Une étude menée par l’ONG Greenpeace révèle que 90 % des vêtements de sport commercialisés dans 19 pays contiennent des produits chimiques dangereux.

(Source : © Keystone)Une analyse publiée ce lundi par Greenpeace montre que de nombreux articles de sport comportent des substances chimiques toxiques. L’ONG a analysé 40 vêtements et matériels de 11 marques différentes (dont The North Face, Jack Wolfskin, Patagonia, Mammut, Norrona et Salewa), achetés dans 19 pays et confectionnés dans divers lieux de production. Sur la totalité de ces produits, 36 (soit 90 %) contenaient des PFC (composés perfluorés ou polyfluorés) dangereux pour la santé. Pour 18 d’entre eux, les chercheurs ont trouvé des PFC dits « à chaîne longue », plus nocifs encore.

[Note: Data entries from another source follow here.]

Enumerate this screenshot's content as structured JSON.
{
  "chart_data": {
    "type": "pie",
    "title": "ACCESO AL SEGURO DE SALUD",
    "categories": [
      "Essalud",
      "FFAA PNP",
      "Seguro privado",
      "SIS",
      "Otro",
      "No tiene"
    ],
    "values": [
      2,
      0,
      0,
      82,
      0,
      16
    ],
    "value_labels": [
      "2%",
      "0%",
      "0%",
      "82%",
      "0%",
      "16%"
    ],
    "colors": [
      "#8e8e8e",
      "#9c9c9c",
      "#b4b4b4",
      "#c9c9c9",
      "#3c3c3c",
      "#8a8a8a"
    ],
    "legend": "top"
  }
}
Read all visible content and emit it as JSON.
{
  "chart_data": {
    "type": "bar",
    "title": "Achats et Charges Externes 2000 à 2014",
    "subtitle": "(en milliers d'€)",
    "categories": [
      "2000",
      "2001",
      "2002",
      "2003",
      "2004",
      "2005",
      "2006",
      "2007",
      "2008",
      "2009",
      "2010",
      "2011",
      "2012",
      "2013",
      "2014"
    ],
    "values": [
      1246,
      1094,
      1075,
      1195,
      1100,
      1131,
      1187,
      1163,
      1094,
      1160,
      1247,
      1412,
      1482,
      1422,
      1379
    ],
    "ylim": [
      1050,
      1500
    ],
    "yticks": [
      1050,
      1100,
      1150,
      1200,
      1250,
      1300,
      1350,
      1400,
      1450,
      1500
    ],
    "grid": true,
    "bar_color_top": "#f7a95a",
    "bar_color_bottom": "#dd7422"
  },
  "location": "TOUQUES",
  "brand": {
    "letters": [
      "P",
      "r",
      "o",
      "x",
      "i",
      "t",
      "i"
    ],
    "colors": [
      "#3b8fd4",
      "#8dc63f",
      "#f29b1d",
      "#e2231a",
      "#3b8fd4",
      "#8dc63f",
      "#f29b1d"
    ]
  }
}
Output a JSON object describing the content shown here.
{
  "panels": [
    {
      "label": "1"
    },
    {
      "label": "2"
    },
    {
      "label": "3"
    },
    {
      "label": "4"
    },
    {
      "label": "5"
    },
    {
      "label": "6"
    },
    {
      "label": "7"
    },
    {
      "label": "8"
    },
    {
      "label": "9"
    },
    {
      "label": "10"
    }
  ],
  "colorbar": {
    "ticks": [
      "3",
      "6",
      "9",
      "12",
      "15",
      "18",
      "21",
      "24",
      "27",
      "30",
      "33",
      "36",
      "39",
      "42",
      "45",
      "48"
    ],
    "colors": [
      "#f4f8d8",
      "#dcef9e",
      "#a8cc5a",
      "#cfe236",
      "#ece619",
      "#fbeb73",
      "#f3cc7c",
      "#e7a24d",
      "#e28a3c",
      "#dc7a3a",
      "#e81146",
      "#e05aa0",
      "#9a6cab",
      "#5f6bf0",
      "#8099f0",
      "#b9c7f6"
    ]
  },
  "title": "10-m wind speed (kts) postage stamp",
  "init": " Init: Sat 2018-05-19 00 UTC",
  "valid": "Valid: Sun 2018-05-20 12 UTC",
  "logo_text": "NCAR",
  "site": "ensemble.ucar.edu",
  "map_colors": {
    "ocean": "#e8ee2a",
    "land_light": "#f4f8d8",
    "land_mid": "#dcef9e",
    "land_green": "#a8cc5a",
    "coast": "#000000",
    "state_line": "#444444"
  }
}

Quel danger pour l’environnement ?

Les composés perfluorés sont utilisés comme agents antiadhésifs pour vêtements de sports, afin de les rendre imperméables. Ces produits sont très volatiles, se dégradent très lentement dans l’environnement, et peuvent s’immiscer dans la chaîne alimentaire. Greenpeace rappelle que des traces de PFC ont été trouvées dans des foies de dauphins et d’ours polaire. On en trouve également dans l’eau et la neige de huit régions montagneuses à travers le monde.

L’être humain n’est pas épargné. En mai 2015, des scientifiques de 38 pays différents publiaient une étude visant à alerter l’opinion sur le danger des PFC. Les problèmes de santé potentiels étaient nombreux : les cancers du rein et des testicules, un cholestérol élevé, un faible poids à la naissance, l’obésité, ou encore une réponse immunitaire réduite aux vaccins.

De trop nombreuses enseignes utilisent encore ces substances indésirables, inscrites au Protocole de Kyoto dans la liste des 6 principaux gaz à effet de serre. L’ONG invite les différentes marques incriminées à rejoindre sa campagne « Detox » lancée en 2011 et qui compte déjà 34 enseignes textiles dans ses rangs.